Is it like this with other procedures on your unit...I mean doesn't anyone follow a protocol, or do they all just "do their own thing?" If the protocol for any procedure isn't clear, is their a unit or nursing educator at your instituion whose job it is to review this sort of thing? Have you discussed it with your manager?

Quote
Originally posted by Sleepyeyes

We are not allowed to draw from a PICC when the pt has a heparin gtt, for obvious reasons.

Why not? The reason isn't obvious to me! I would think you would not want to do a peripheral draw on a pt. receiving heparin, because they are much more likely to bleed from the puncture site and get a hematoma!

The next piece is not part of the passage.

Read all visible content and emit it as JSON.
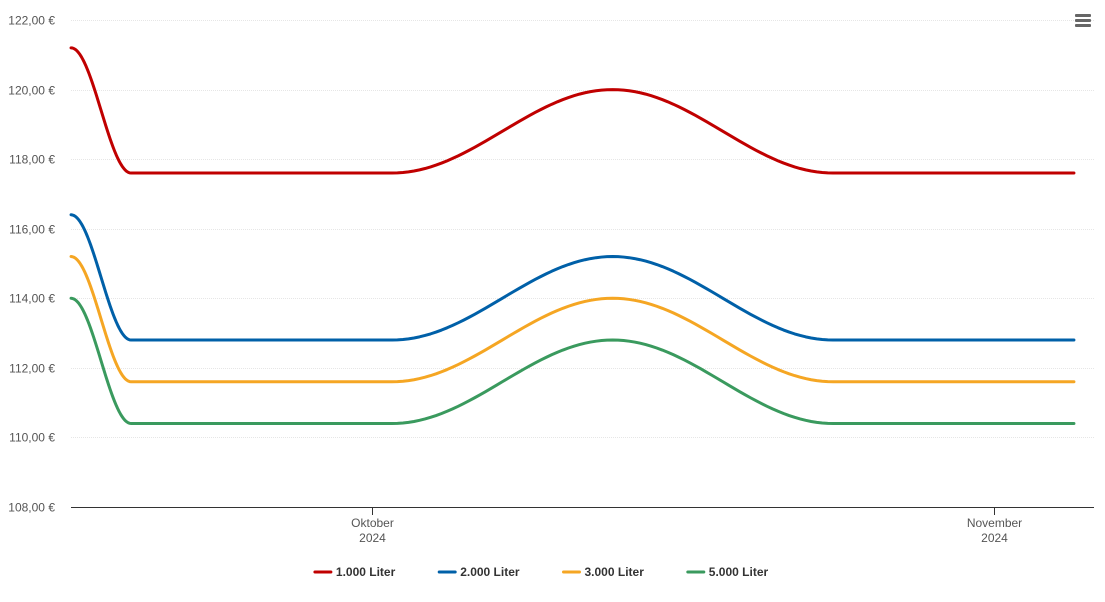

Of course, you would have to disconnect the drip to do the draw, flush pre and post, then reconnect. That would keep the heparin from contaminating the sample(s) drawn.

In the community we use heparin for 2 things 1) Hepalean is used to flush central lines (usually 10 cc NS, then 3 cc Hepalean) and 2) Fragmin (low molecular wt. heparin) is given to pts. with DVT's by s.c. injection. We don't do heparin drips, so maybe there's something I don't know here....

i've inserted a few picc lines and do use them to draw blood with 10 cc syringe; BUT the problem i've noticed is other nurses aren't heparinizing the lines after draws. this is important with small lumen caths. i've noticed younger nurses seem to think heparin flush solutions are dangerous. they are misimformed by misimformed teachers. SASH used to be the norm and was and is effective, but hospitals have switched to ns flushes only for the primary purpose of cost-savings. sure are alot of clooted lines these days?????

i've inserted a few picc lines and do use them to draw blood with 10 cc syringe; BUT the problem i've noticed is other nurses aren't heparinizing the lines after draws. this is important with small lumen caths. i've noticed younger nurses seem to think heparin flush solutions are dangerous. they are misimformed by misimformed teachers. SASH used to be the norm and was and is effective, but hospitals have switched to ns flushes only for the primary purpose of cost-savings. sure are alot of clooted lines these days?????